Imagine plugging a sensor into your smartphone that could check your food for pesticides— or even detect nerve gas. Researchers from a Belgian university are reporting the development of just such a sensor, an electronic nose that can sniff out dangerous chemicals like the way a breathalyzer sniffs for alcohol.
The scientists, from KU Leuven in Belgium, used a metal-organic framework to make the sensor. In other words, the sensor incorporates both metal ions and organic molecules, with the spaces in between them being key in the detection of dangerous chemicals.

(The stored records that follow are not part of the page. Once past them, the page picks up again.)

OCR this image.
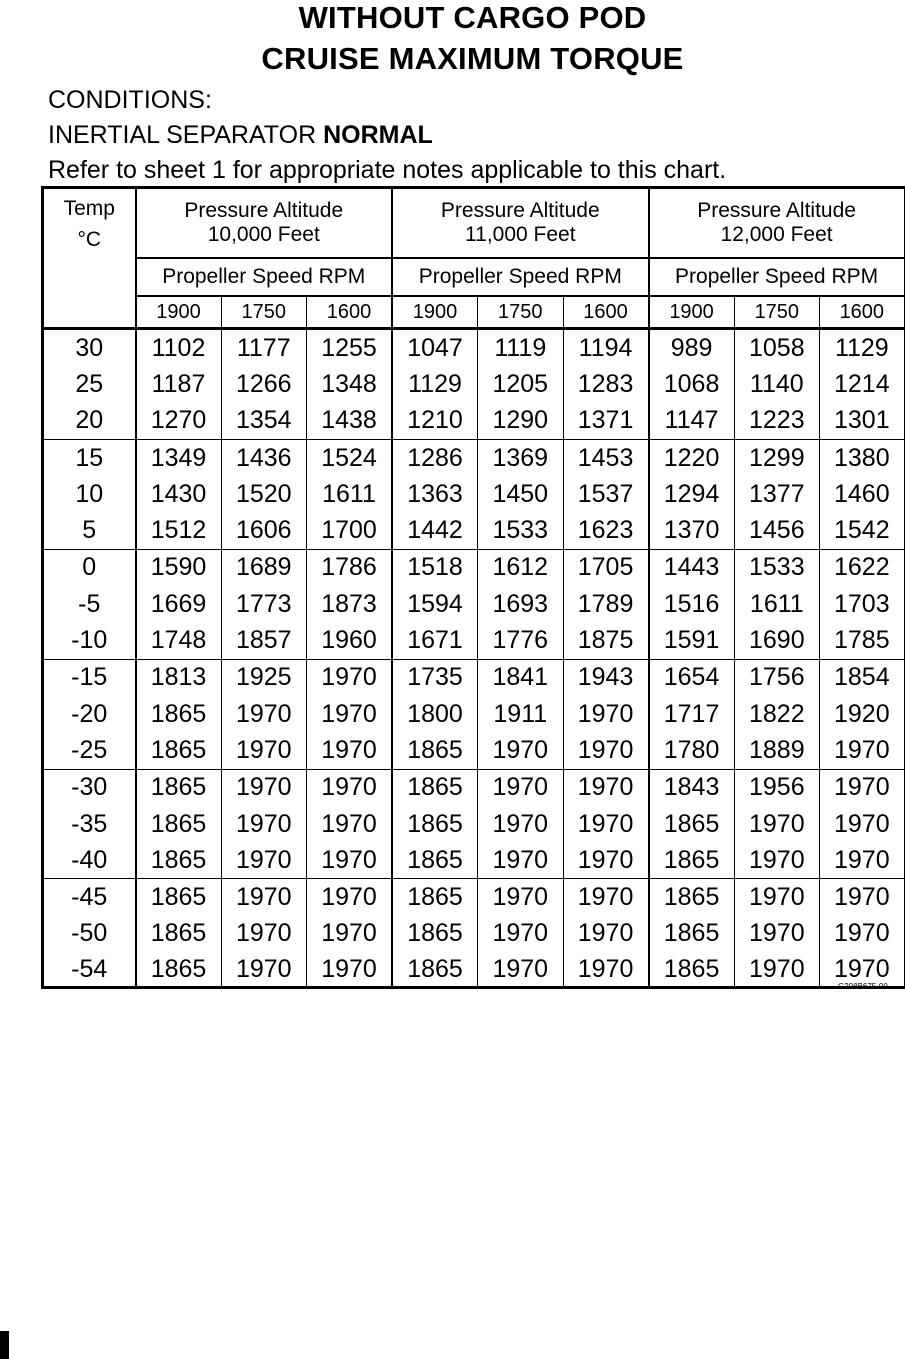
WITHOUT CARGO POD
CRUISE MAXIMUM TORQUE
CONDITIONS:
INERTIAL SEPARATOR NORMAL
Refer to sheet 1 for appropriate notes applicable to this chart.
Temp
°C	Pressure Altitude			Pressure Altitude			Pressure Altitude		
	10,000 Feet			11,000 Feet			12,000 Feet		
	Propeller Speed RPM			Propeller Speed RPM			Propeller Speed RPM		
	1900	1750	1600	1900	1750	1600	1900	1750	1600
30	1102	1177	1255	1047	1119	1194	989	1058	1129
25	1187	1266	1348	1129	1205	1283	1068	1140	1214
20	1270	1354	1438	1210	1290	1371	1147	1223	1301
15	1349	1436	1524	1286	1369	1453	1220	1299	1380
10	1430	1520	1611	1363	1450	1537	1294	1377	1460
5	1512	1606	1700	1442	1533	1623	1370	1456	1542
0	1590	1689	1786	1518	1612	1705	1443	1533	1622
-5	1669	1773	1873	1594	1693	1789	1516	1611	1703
-10	1748	1857	1960	1671	1776	1875	1591	1690	1785
-15	1813	1925	1970	1735	1841	1943	1654	1756	1854
-20	1865	1970	1970	1800	1911	1970	1717	1822	1920
-25	1865	1970	1970	1865	1970	1970	1780	1889	1970
-30	1865	1970	1970	1865	1970	1970	1843	1956	1970
-35	1865	1970	1970	1865	1970	1970	1865	1970	1970
-40	1865	1970	1970	1865	1970	1970	1865	1970	1970
-45	1865	1970	1970	1865	1970	1970	1865	1970	1970
-50	1865	1970	1970	1865	1970	1970	1865	1970	1970
-54	1865	1970	1970	1865	1970	1970	1865	1970	1970
G208B675-00
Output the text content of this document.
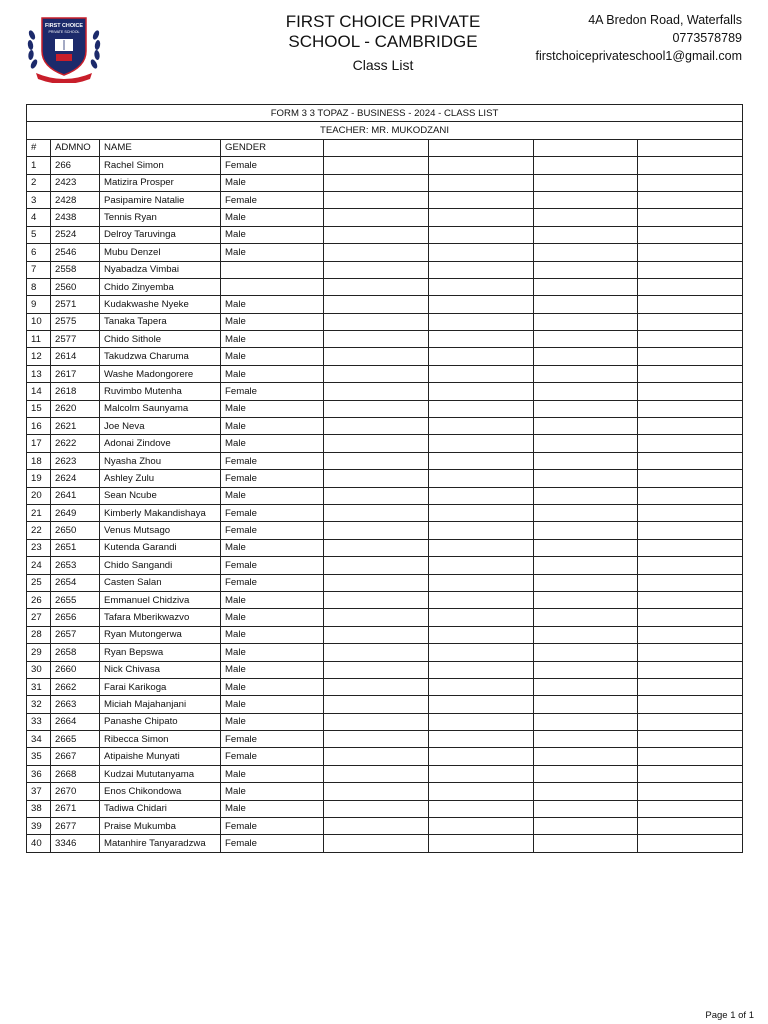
FIRST CHOICE
PRIVATE SCHOOL
FIRST CHOICE PRIVATE
SCHOOL - CAMBRIDGE
Class List
4A Bredon Road, Waterfalls
0773578789
firstchoiceprivateschool1@gmail.com
FORM 3 3 TOPAZ - BUSINESS - 2024 - CLASS LIST							
TEACHER: MR. MUKODZANI							
#	ADMNO	NAME	GENDER				
1	266	Rachel Simon	Female				
2	2423	Matizira Prosper	Male				
3	2428	Pasipamire Natalie	Female				
4	2438	Tennis Ryan	Male				
5	2524	Delroy Taruvinga	Male				
6	2546	Mubu Denzel	Male				
7	2558	Nyabadza Vimbai					
8	2560	Chido Zinyemba					
9	2571	Kudakwashe Nyeke	Male				
10	2575	Tanaka Tapera	Male				
11	2577	Chido Sithole	Male				
12	2614	Takudzwa Charuma	Male				
13	2617	Washe Madongorere	Male				
14	2618	Ruvimbo Mutenha	Female				
15	2620	Malcolm Saunyama	Male				
16	2621	Joe Neva	Male				
17	2622	Adonai Zindove	Male				
18	2623	Nyasha Zhou	Female				
19	2624	Ashley Zulu	Female				
20	2641	Sean Ncube	Male				
21	2649	Kimberly Makandishaya	Female				
22	2650	Venus Mutsago	Female				
23	2651	Kutenda Garandi	Male				
24	2653	Chido Sangandi	Female				
25	2654	Casten Salan	Female				
26	2655	Emmanuel Chidziva	Male				
27	2656	Tafara Mberikwazvo	Male				
28	2657	Ryan Mutongerwa	Male				
29	2658	Ryan Bepswa	Male				
30	2660	Nick Chivasa	Male				
31	2662	Farai Karikoga	Male				
32	2663	Miciah Majahanjani	Male				
33	2664	Panashe Chipato	Male				
34	2665	Ribecca Simon	Female				
35	2667	Atipaishe Munyati	Female				
36	2668	Kudzai Mututanyama	Male				
37	2670	Enos Chikondowa	Male				
38	2671	Tadiwa Chidari	Male				
39	2677	Praise Mukumba	Female				
40	3346	Matanhire Tanyaradzwa	Female				
Page 1 of 1
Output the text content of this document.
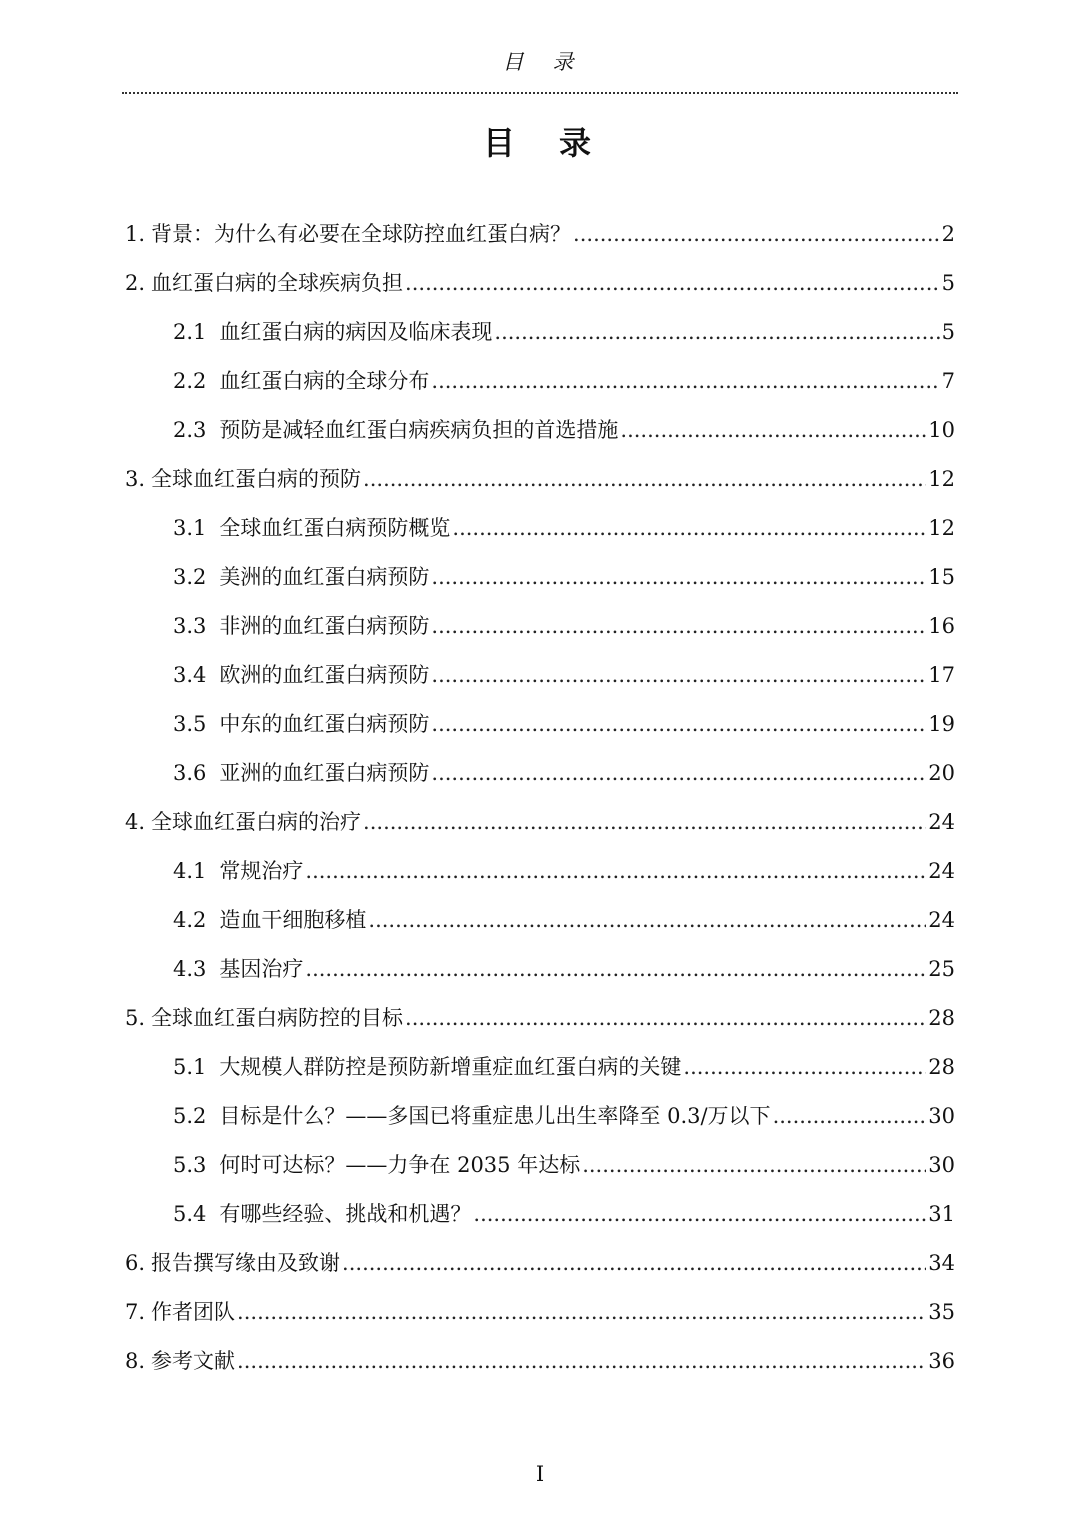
目　录
目　录
1. 背景：为什么有必要在全球防控血红蛋白病？ .....	2
2. 血红蛋白病的全球疾病负担 .....	5
2.1 血红蛋白病的病因及临床表现 .....	5
2.2 血红蛋白病的全球分布 .....	7
2.3 预防是减轻血红蛋白病疾病负担的首选措施 .....	10
3. 全球血红蛋白病的预防 .....	12
3.1 全球血红蛋白病预防概览 .....	12
3.2 美洲的血红蛋白病预防 .....	15
3.3 非洲的血红蛋白病预防 .....	16
3.4 欧洲的血红蛋白病预防 .....	17
3.5 中东的血红蛋白病预防 .....	19
3.6 亚洲的血红蛋白病预防 .....	20
4. 全球血红蛋白病的治疗 .....	24
4.1 常规治疗 .....	24
4.2 造血干细胞移植 .....	24
4.3 基因治疗 .....	25
5. 全球血红蛋白病防控的目标 .....	28
5.1 大规模人群防控是预防新增重症血红蛋白病的关键 .....	28
5.2 目标是什么？——多国已将重症患儿出生率降至 0.3/万以下 .....	30
5.3 何时可达标？——力争在 2035 年达标 .....	30
5.4 有哪些经验、挑战和机遇？ .....	31
6. 报告撰写缘由及致谢 .....	34
7. 作者团队 .....	35
8. 参考文献 .....	36
I
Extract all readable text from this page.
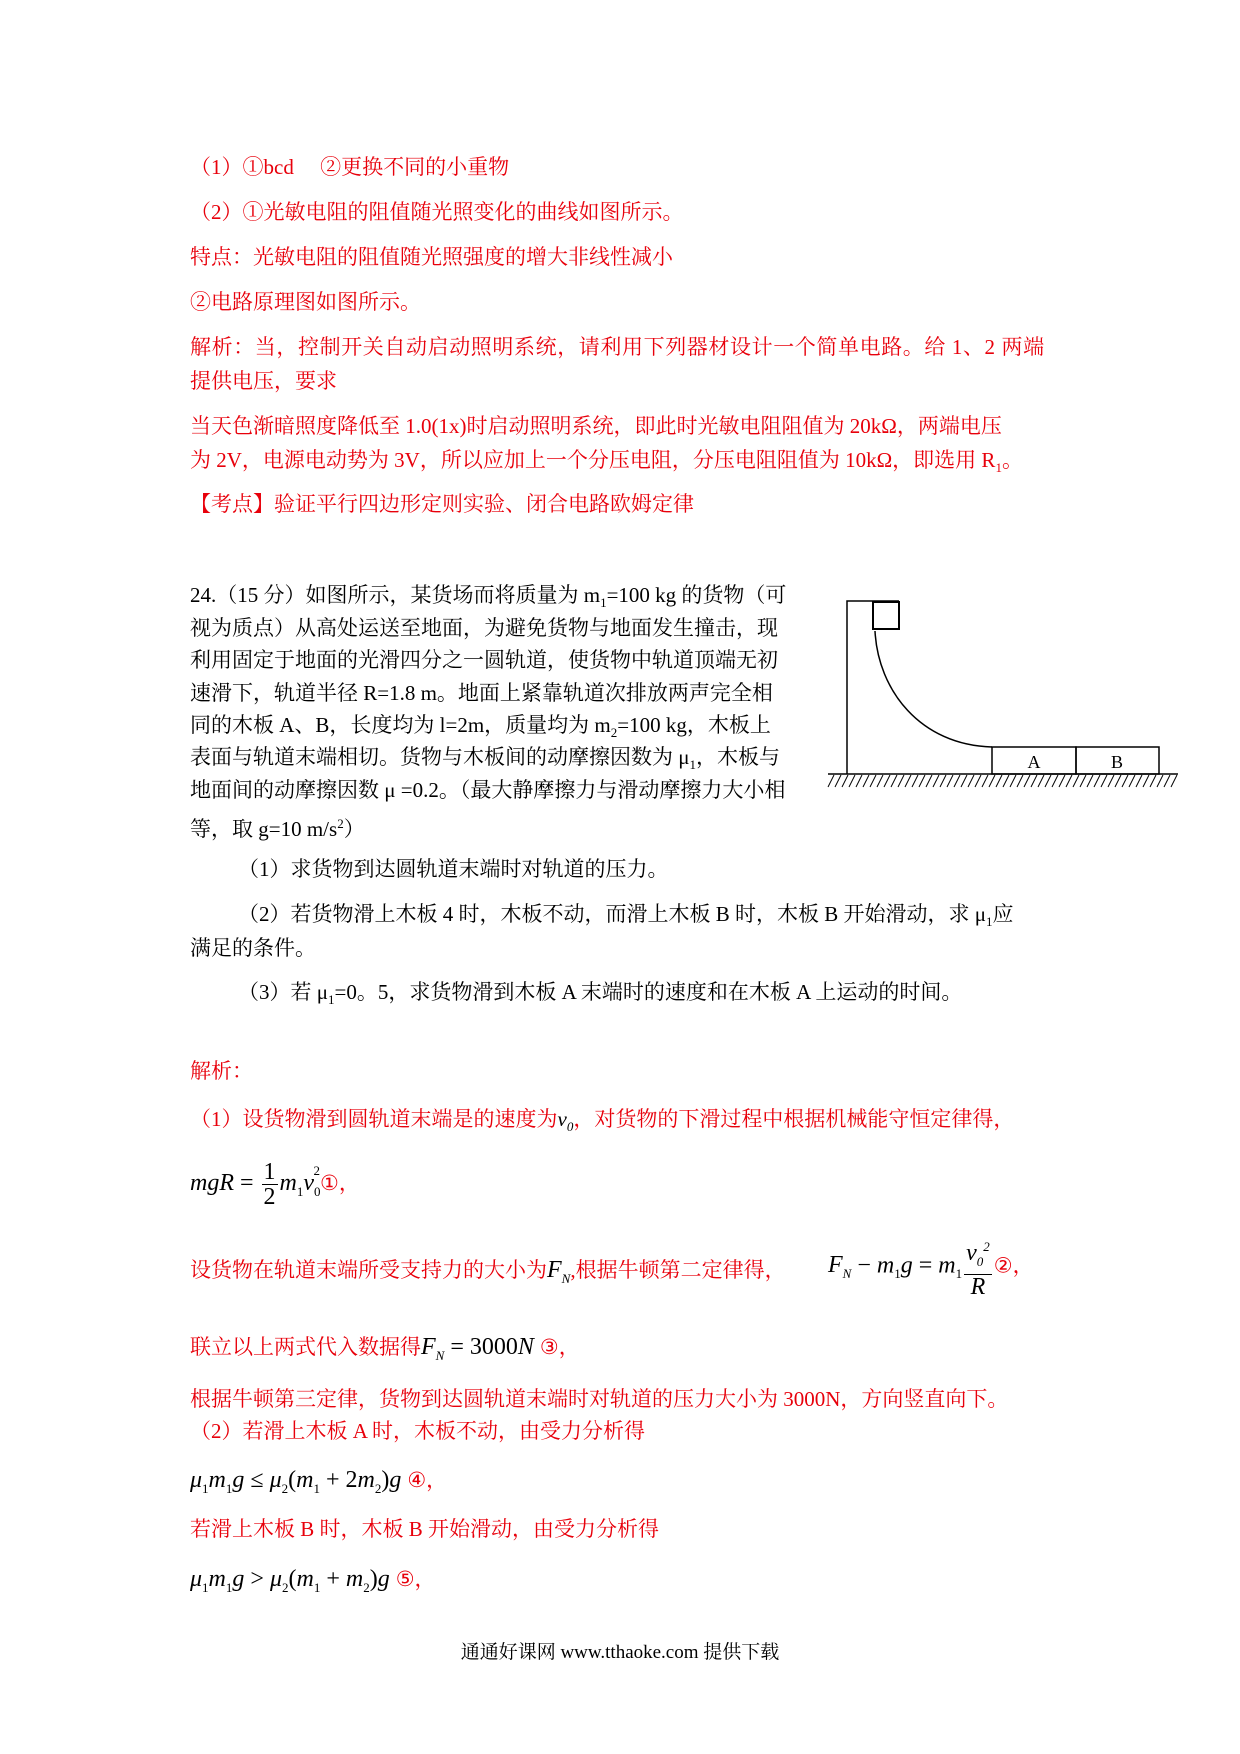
（1）①bcd　 ②更换不同的小重物
（2）①光敏电阻的阻值随光照变化的曲线如图所示。
特点：光敏电阻的阻值随光照强度的增大非线性减小
②电路原理图如图所示。
解析：当，控制开关自动启动照明系统，请利用下列器材设计一个简单电路。给 1、2 两端
提供电压，要求
当天色渐暗照度降低至 1.0(1x)时启动照明系统，即此时光敏电阻阻值为 20kΩ，两端电压
为 2V，电源电动势为 3V，所以应加上一个分压电阻，分压电阻阻值为 10kΩ，即选用 $R_1$。
【考点】验证平行四边形定则实验、闭合电路欧姆定律
24.（15 分）如图所示，某货场而将质量为 $m_1=100$ kg 的货物（可
视为质点）从高处运送至地面，为避免货物与地面发生撞击，现
利用固定于地面的光滑四分之一圆轨道，使货物中轨道顶端无初
速滑下，轨道半径 R=1.8 m。地面上紧靠轨道次排放两声完全相
同的木板 A、B，长度均为 l=2m，质量均为 $m_2=100$ kg，木板上
表面与轨道末端相切。货物与木板间的动摩擦因数为 $\mu_1$，木板与
地面间的动摩擦因数 μ =0.2。（最大静摩擦力与滑动摩擦力大小相
等，取 g=10 $m/s^2$）
（1）求货物到达圆轨道末端时对轨道的压力。
（2）若货物滑上木板 4 时，木板不动，而滑上木板 B 时，木板 B 开始滑动，求 $\mu_1$应
满足的条件。
（3）若 $\mu_1=0$。5，求货物滑到木板 A 末端时的速度和在木板 A 上运动的时间。
A	B
解析：
（1）设货物滑到圆轨道末端是的速度为$v_0$，对货物的下滑过程中根据机械能守恒定律得，
mgR = $\frac{1}{2}$ $m_1v_0^2①$，
设货物在轨道末端所受支持力的大小为$F_N$,根据牛顿第二定律得， $F_N - m_1g = m_1 \frac{v_0^2}{R}$ ②，
联立以上两式代入数据得$F_N = 3000N$ ③，
根据牛顿第三定律，货物到达圆轨道末端时对轨道的压力大小为 3000N，方向竖直向下。
（2）若滑上木板 A 时，木板不动，由受力分析得
$\mu_1m_1g \le \mu_2(m_1 + 2m_2)g$ ④，
若滑上木板 B 时，木板 B 开始滑动，由受力分析得
$\mu_1m_1g > \mu_2(m_1 + m_2)g$ ⑤，
通通好课网 www.tthaoke.com 提供下载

"We created a [metal-organic framework] that absorbs the phosphonates found in pesticides and nerve gases,” Ivo Stassen, a researcher at KU Leuven and first author on a new study about the development, said in a statement. “This means you can use it to find traces of chemical weapons such as sarin or to identify the residue of pesticides on food.”
The sensor, which the researchers claim is highly sensitive, could be coupled with devices that are already common, according to Rob Ameloot, an assistant professor at KU Leuven and coauthor on the new study. The research was published in the journal Chemical Science.
“You can apply the [metal-organic framework] as a thin film over the surface of, for instance, an electric circuit,” Ameloot said in the statement. “Therefore, it’s fairly easy to equip a smartphone with a gas sensor for pesticides and nerve gas.”
Not only that, but the same technology could potentially be developed to sniff for other things— like fake wine, or even the presence of lung cancer, Ameloot added.
That sounds— or smells— like a pretty good idea.